In case you missed it, Variety reporter David S. Cohen had a live chat with Scott Squires, Lee Stranahan, Dave Rand, and Joe Harkins. You can view a log of it here. It also spurred a new open letter from Lee Stranahan. Variety also published another article reporting on Joe Harkins comments about unionization which is echoed in his own open letter to VFX artists. There was also a very good dialogue on my last post which you should read. (Update: Scott Squires posted his reaction.)
IATSE Leadership Is Failing Us
I started this blog hoping for an open dialogue and I’m extremely disappointed in the IATSE leadership’s non-involvement. I criticized them months ago about this and warned that if they could not provide clarity in what they offer, misinformation will foment.
For example, in the Variety live chat, the issue of having a “certification process” or “hiring hall” for vfx artists was brought up. Anyone who has a basic knowledge of The Animation Guild and the vfx artists they represent know there is no such thing. This could have easily been shot down if the IATSE leadership allowed organizers to speak. This allows misinformation to grow.
Out Of Touch Artists Are Failing Us
I’m also disappointed in how out of touch some of the comments that came from Joe Harkins. Here is one he repeated in his open letter:
I’d like to say this to all the artists out there working in VFX. If you really feel bad for yourself, on your next walk to get a five dollar latte, or when you go to your companies parking lot full of high end foreign cars, remember that there are people out there who woke up today and didn’t know where their next meal would come from.
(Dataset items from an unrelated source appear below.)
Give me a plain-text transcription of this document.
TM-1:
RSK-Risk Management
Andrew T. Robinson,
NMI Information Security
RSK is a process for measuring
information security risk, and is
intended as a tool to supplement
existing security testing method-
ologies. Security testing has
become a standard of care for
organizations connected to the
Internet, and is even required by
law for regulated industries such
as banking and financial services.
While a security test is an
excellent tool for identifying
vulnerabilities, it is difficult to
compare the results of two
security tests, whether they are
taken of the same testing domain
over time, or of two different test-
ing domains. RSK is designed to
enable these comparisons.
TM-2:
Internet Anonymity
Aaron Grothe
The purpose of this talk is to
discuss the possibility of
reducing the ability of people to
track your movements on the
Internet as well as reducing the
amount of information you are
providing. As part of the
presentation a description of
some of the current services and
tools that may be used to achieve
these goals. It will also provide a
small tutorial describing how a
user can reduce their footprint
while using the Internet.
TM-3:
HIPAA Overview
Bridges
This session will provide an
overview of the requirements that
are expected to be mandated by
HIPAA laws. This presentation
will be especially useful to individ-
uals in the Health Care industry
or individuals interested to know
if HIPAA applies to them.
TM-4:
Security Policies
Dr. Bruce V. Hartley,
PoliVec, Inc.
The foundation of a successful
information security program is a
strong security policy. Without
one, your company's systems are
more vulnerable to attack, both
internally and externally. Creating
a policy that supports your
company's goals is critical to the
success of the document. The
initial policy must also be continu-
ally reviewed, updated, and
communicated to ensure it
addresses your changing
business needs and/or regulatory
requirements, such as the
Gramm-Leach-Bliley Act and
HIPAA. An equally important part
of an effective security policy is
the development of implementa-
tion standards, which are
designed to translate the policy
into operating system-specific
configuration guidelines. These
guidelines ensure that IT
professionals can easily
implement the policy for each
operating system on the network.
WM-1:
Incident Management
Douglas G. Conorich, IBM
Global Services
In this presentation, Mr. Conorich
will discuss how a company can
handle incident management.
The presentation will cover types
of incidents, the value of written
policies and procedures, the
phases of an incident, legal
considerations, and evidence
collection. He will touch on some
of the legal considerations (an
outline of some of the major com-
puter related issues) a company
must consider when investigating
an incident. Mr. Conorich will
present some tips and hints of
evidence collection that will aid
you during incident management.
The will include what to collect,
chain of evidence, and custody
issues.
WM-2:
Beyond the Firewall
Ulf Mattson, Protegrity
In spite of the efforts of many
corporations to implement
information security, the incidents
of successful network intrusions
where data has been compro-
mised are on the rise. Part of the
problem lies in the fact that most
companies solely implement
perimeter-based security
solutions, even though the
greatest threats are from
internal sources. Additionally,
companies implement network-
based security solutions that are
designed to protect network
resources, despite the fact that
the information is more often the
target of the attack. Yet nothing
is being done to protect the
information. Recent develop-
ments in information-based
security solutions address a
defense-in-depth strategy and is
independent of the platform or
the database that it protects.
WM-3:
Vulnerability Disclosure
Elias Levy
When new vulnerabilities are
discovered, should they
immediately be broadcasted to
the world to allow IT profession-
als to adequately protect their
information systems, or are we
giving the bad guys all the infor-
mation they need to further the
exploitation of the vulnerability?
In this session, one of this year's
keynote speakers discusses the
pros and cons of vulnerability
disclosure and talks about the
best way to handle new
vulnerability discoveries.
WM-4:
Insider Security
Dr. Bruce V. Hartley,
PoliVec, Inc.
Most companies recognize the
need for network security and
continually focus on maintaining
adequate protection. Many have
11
Joe’s statements implying that VFX artists are spoiled is a stark contrast to reality pertaining to the gross amount of excess on display by the studios.
Just a couple of weeks ago I posted about Discovery Communications CEO David Zaslav and his compensation surging to $42 million dollars. You’ll remember that Discovery owned Meteor Studios which failed to pay VFX artists like Dave Rand $1.3 Million in compensation.
They eventually settled for less money and I guess you could argue that’s fair given that you could still afford $5 lattes on 70% of your salary right? Afterall, according to Harkins, VFX artists should know that kids are starving in Africa. Mr. Zaslav seemed to miss that memo.
More Out Of Touch Comments
Joe further shows just how out of touch he is with a series of tweets on Twitter. Check out this reaction to complaints about working conditions on twitter:
Coincidentally, a day before he tweeted that a very long thread was started on CGTalk by many young artists going through injuries exacerbated by conditions at work. A month ago I even admitted that I was developing a heart condition at a premature age.
What’s in store for artists when they reach their 50’s and their health deteriorates further? It’s not pretty and it’s compounded by the fact that artists in the US lose their health insurance when they are laid off after working on a project. It’s unsustainable and we have an obligation to fix this.
In reaction to the violation of labor laws by some facilities Joe said this:
and on how to prevent collusion such as the incident between ILM & Pixar:
Again, totally out of touch. Yes ILM and Pixar got caught and they didn’t even get punished. Joe used to work at Hydraulx and it’s known they don’t appropriately pay OT and misclassify workers as independent contractors. Did you call the CA DOL about that Joe? Why not?
Just this week I got an email from an artist alleging that the yU+co, a vfx company in Hollywood, work their artists 16 hours a day including weekends: No OT.
then there is this:
@tk1099 are you not sitting in front of a computer in an air conditioned office, and fridge/coffee maker nearby? What “working conditions”?
Funny Joe mentions that because at Digital Domain Vancouver an artist contacted me about how it’s common for the temperatures to rise around 90 degrees due to cramped conditions and a constantly broken air conditioning system.
A Legitimate Grievance
Look my point in all this isn’t to whine, but to express disappointment with our industry. It’s going through a huge boom and we are left asking for essentials like enforcement of labor law to stop unpaid OT, portable benefits so we can provide health insurance for our families and not have to go through vesting periods for retirement benefits every time we start at a new facility. That’s a legitimate grievance. This is why the film industry is so heavily unionized: The physical production model needs unions to provide coverage in between projects.
Now look, Joe’s a successful guy. Hell I guess he even wrote the book on it. I think the mistake being made is thinking that unions are for unsuccessful people. You’d be interested to know that some of these union meetings have been attended by former Oscar winners and nominees.
I’m not saying Joe is doing this but some of us are confronted with the reality of this industry and we respond with pride and condescending remarks. We sometimes use the dialogue as a platform to show others that we are better than them. I guess it stems from the work we do since we spend all day trying to prove we are better.
I’m all for proving how good we are on the silver screen. But for now if we are going to continue this dialogue, we are going to have to keep the egos at bay. That goes for artists and the IATSE leadership.